La sentencia debe confirmarse también este punto y al desestimarse el recurso de apelación, las costas deben ser impuestas a la recurrente, en virtud de lo dispuesto en el artículo 398.2 de la Ley de Enjuiciamiento Civil , declarando la pérdida del depósito constituido por la parte para recurrir, según lo prevenido en el apartado 9 de la Disposición Adicional Decimoquinta de la Ley Orgánica del Poder Judicial .
Vistos los artículos citados y demás normal de general y pertinente aplicación, por la autoridad que nos confiere la Constitución Española y en nombre de SM el Rey,
Fallo
Que debemos desestimar y desestimamos el recurso interpuesto por la representación procesal de la entidad mercantil BANCO SANTANDER, S.A., contra la Sentencia dictada por el Juzgado de Primera Instancia nº 2 de Benavente (Zamora) con fecha de 19 de febrero de 2016 , y confirmamos la citada Sentencia, con imposición de las costas a la entidad recurrente.

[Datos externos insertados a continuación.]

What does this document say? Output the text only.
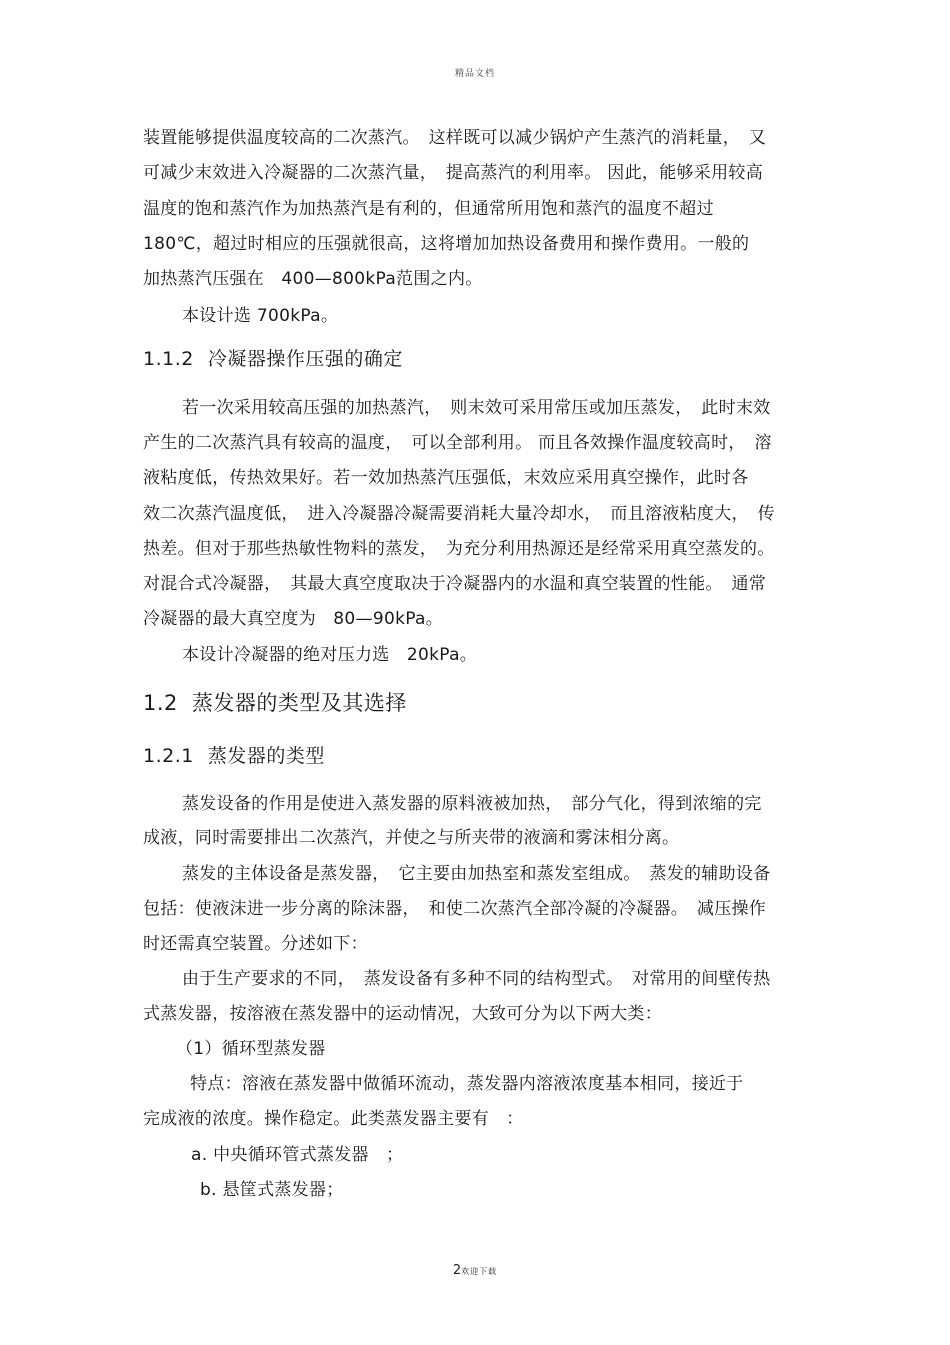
精品文档
装置能够提供温度较高的二次蒸汽。　这样既可以减少锅炉产生蒸汽的消耗量，　又
可减少末效进入冷凝器的二次蒸汽量，　提高蒸汽的利用率。 因此，能够采用较高
温度的饱和蒸汽作为加热蒸汽是有利的，但通常所用饱和蒸汽的温度不超过
180℃，超过时相应的压强就很高，这将增加加热设备费用和操作费用。一般的
加热蒸汽压强在　400—800kPa范围之内。
本设计选 700kPa。
1.1.2 冷凝器操作压强的确定
若一次采用较高压强的加热蒸汽，　则末效可采用常压或加压蒸发，　此时末效
产生的二次蒸汽具有较高的温度，　可以全部利用。 而且各效操作温度较高时，　溶
液粘度低，传热效果好。若一效加热蒸汽压强低，末效应采用真空操作，此时各
效二次蒸汽温度低，　进入冷凝器冷凝需要消耗大量冷却水，　而且溶液粘度大，　传
热差。但对于那些热敏性物料的蒸发，　为充分利用热源还是经常采用真空蒸发的。
对混合式冷凝器，　其最大真空度取决于冷凝器内的水温和真空装置的性能。　通常
冷凝器的最大真空度为　80—90kPa。
本设计冷凝器的绝对压力选　20kPa。
1.2 蒸发器的类型及其选择
1.2.1 蒸发器的类型
蒸发设备的作用是使进入蒸发器的原料液被加热，　部分气化，得到浓缩的完
成液，同时需要排出二次蒸汽，并使之与所夹带的液滴和雾沫相分离。
蒸发的主体设备是蒸发器，　它主要由加热室和蒸发室组成。　蒸发的辅助设备
包括：使液沫进一步分离的除沫器，　和使二次蒸汽全部冷凝的冷凝器。　减压操作
时还需真空装置。分述如下：
由于生产要求的不同，　蒸发设备有多种不同的结构型式。　对常用的间壁传热
式蒸发器，按溶液在蒸发器中的运动情况，大致可分为以下两大类：
（1）循环型蒸发器
特点：溶液在蒸发器中做循环流动，蒸发器内溶液浓度基本相同，接近于
完成液的浓度。操作稳定。此类蒸发器主要有　：
a. 中央循环管式蒸发器　；
b. 悬筐式蒸发器；
2欢迎下载
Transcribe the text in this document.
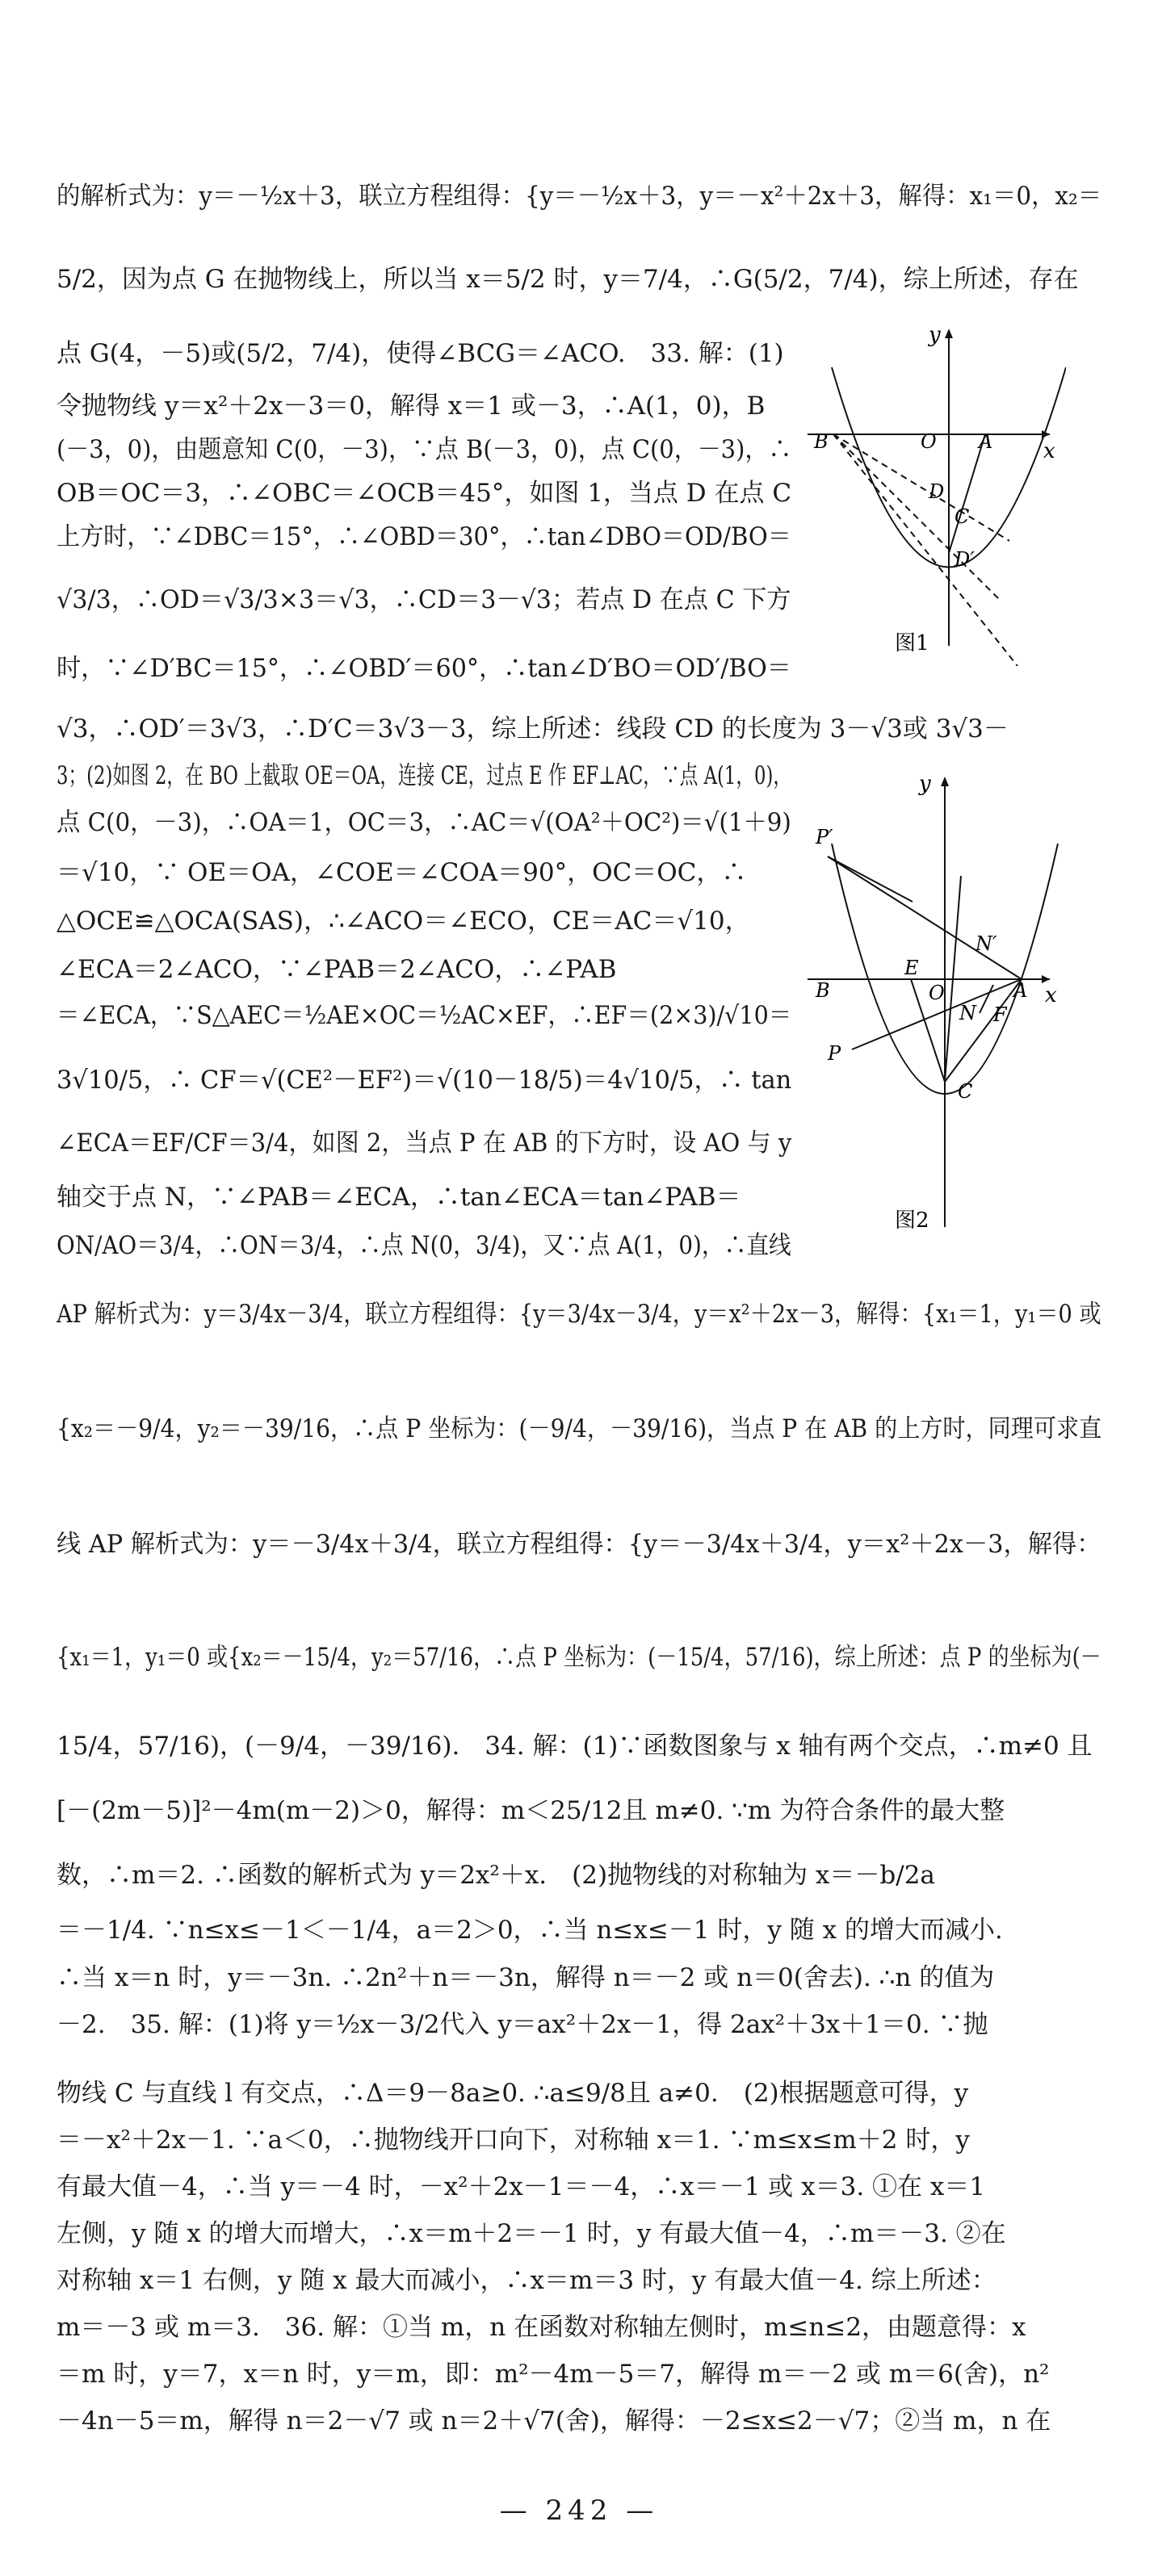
y
x
B	O A
D
C
D′
图1
y
x
P′
N′
B
E
O	A
N F
P
C
图2
的解析式为：y＝－½x＋3，联立方程组得：{y＝－½x＋3，y＝－x²＋2x＋3，解得：x₁＝0，x₂＝
5/2，因为点 G 在抛物线上，所以当 x＝5/2 时，y＝7/4，∴G(5/2，7/4)，综上所述，存在
点 G(4，－5)或(5/2，7/4)，使得∠BCG＝∠ACO.　33. 解：(1)
令抛物线 y＝x²＋2x－3＝0，解得 x＝1 或－3，∴A(1，0)，B
(－3，0)，由题意知 C(0，－3)，∵点 B(－3，0)，点 C(0，－3)，∴
OB＝OC＝3，∴∠OBC＝∠OCB＝45°，如图 1，当点 D 在点 C
上方时，∵∠DBC＝15°，∴∠OBD＝30°，∴tan∠DBO＝OD/BO＝
√3/3，∴OD＝√3/3×3＝√3，∴CD＝3－√3；若点 D 在点 C 下方
时，∵∠D′BC＝15°，∴∠OBD′＝60°，∴tan∠D′BO＝OD′/BO＝
√3，∴OD′＝3√3，∴D′C＝3√3－3，综上所述：线段 CD 的长度为 3－√3或 3√3－
3；(2)如图 2，在 BO 上截取 OE＝OA，连接 CE，过点 E 作 EF⊥AC，∵点 A(1，0)，
点 C(0，－3)，∴OA＝1，OC＝3，∴AC＝√(OA²＋OC²)＝√(1＋9)
＝√10，∵ OE＝OA，∠COE＝∠COA＝90°，OC＝OC，∴
△OCE≌△OCA(SAS)，∴∠ACO＝∠ECO，CE＝AC＝√10，
∠ECA＝2∠ACO，∵∠PAB＝2∠ACO，∴∠PAB
＝∠ECA，∵S△AEC＝½AE×OC＝½AC×EF，∴EF＝(2×3)/√10＝
3√10/5，∴ CF＝√(CE²－EF²)＝√(10－18/5)＝4√10/5，∴ tan
∠ECA＝EF/CF＝3/4，如图 2，当点 P 在 AB 的下方时，设 AO 与 y
轴交于点 N，∵∠PAB＝∠ECA，∴tan∠ECA＝tan∠PAB＝
ON/AO＝3/4，∴ON＝3/4，∴点 N(0，3/4)，又∵点 A(1，0)，∴直线
AP 解析式为：y＝3/4x－3/4，联立方程组得：{y＝3/4x－3/4，y＝x²＋2x－3，解得：{x₁＝1，y₁＝0 或
{x₂＝－9/4，y₂＝－39/16，∴点 P 坐标为：(－9/4，－39/16)，当点 P 在 AB 的上方时，同理可求直
线 AP 解析式为：y＝－3/4x＋3/4，联立方程组得：{y＝－3/4x＋3/4，y＝x²＋2x－3，解得：
{x₁＝1，y₁＝0 或{x₂＝－15/4，y₂＝57/16，∴点 P 坐标为：(－15/4，57/16)，综上所述：点 P 的坐标为(－
15/4，57/16)，(－9/4，－39/16).　34. 解：(1)∵函数图象与 x 轴有两个交点，∴m≠0 且
[－(2m－5)]²－4m(m－2)＞0，解得：m＜25/12且 m≠0. ∵m 为符合条件的最大整
数，∴m＝2. ∴函数的解析式为 y＝2x²＋x.　(2)抛物线的对称轴为 x＝－b/2a
＝－1/4. ∵n≤x≤－1＜－1/4，a＝2＞0，∴当 n≤x≤－1 时，y 随 x 的增大而减小.
∴当 x＝n 时，y＝－3n. ∴2n²＋n＝－3n，解得 n＝－2 或 n＝0(舍去). ∴n 的值为
－2.　35. 解：(1)将 y＝½x－3/2代入 y＝ax²＋2x－1，得 2ax²＋3x＋1＝0. ∵抛
物线 C 与直线 l 有交点，∴Δ＝9－8a≥0. ∴a≤9/8且 a≠0.　(2)根据题意可得，y
＝－x²＋2x－1. ∵a＜0，∴抛物线开口向下，对称轴 x＝1. ∵m≤x≤m＋2 时，y
有最大值－4，∴当 y＝－4 时，－x²＋2x－1＝－4，∴x＝－1 或 x＝3. ①在 x＝1
左侧，y 随 x 的增大而增大，∴x＝m＋2＝－1 时，y 有最大值－4，∴m＝－3. ②在
对称轴 x＝1 右侧，y 随 x 最大而减小，∴x＝m＝3 时，y 有最大值－4. 综上所述：
m＝－3 或 m＝3.　36. 解：①当 m，n 在函数对称轴左侧时，m≤n≤2，由题意得：x
＝m 时，y＝7，x＝n 时，y＝m，即：m²－4m－5＝7，解得 m＝－2 或 m＝6(舍)，n²
－4n－5＝m，解得 n＝2－√7 或 n＝2＋√7(舍)，解得：－2≤x≤2－√7；②当 m，n 在
— 242 —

Se decreta la pérdida del depósito constituido por la parte para recurrir al que se dará el destino legal.
Contra esta resolución sólo cabe recurso de casación por interés casacional.
Así, por esta nuestra sentencia, de la que se unirá certificación al rollo de Sala y otra a los autos originales para su remisión al Juzgado de procedencia para su ejecución, lo pronunciamos mandamos y firmamos
P U B L I C A C I Ó N
Leída y publicada que fue la anterior sentencia por el Ilmo. Sr. Magistrado-Ponente de la misma, estando el Tribunal celebrando audiencia pública en el día de la fecha, de lo que doy fe.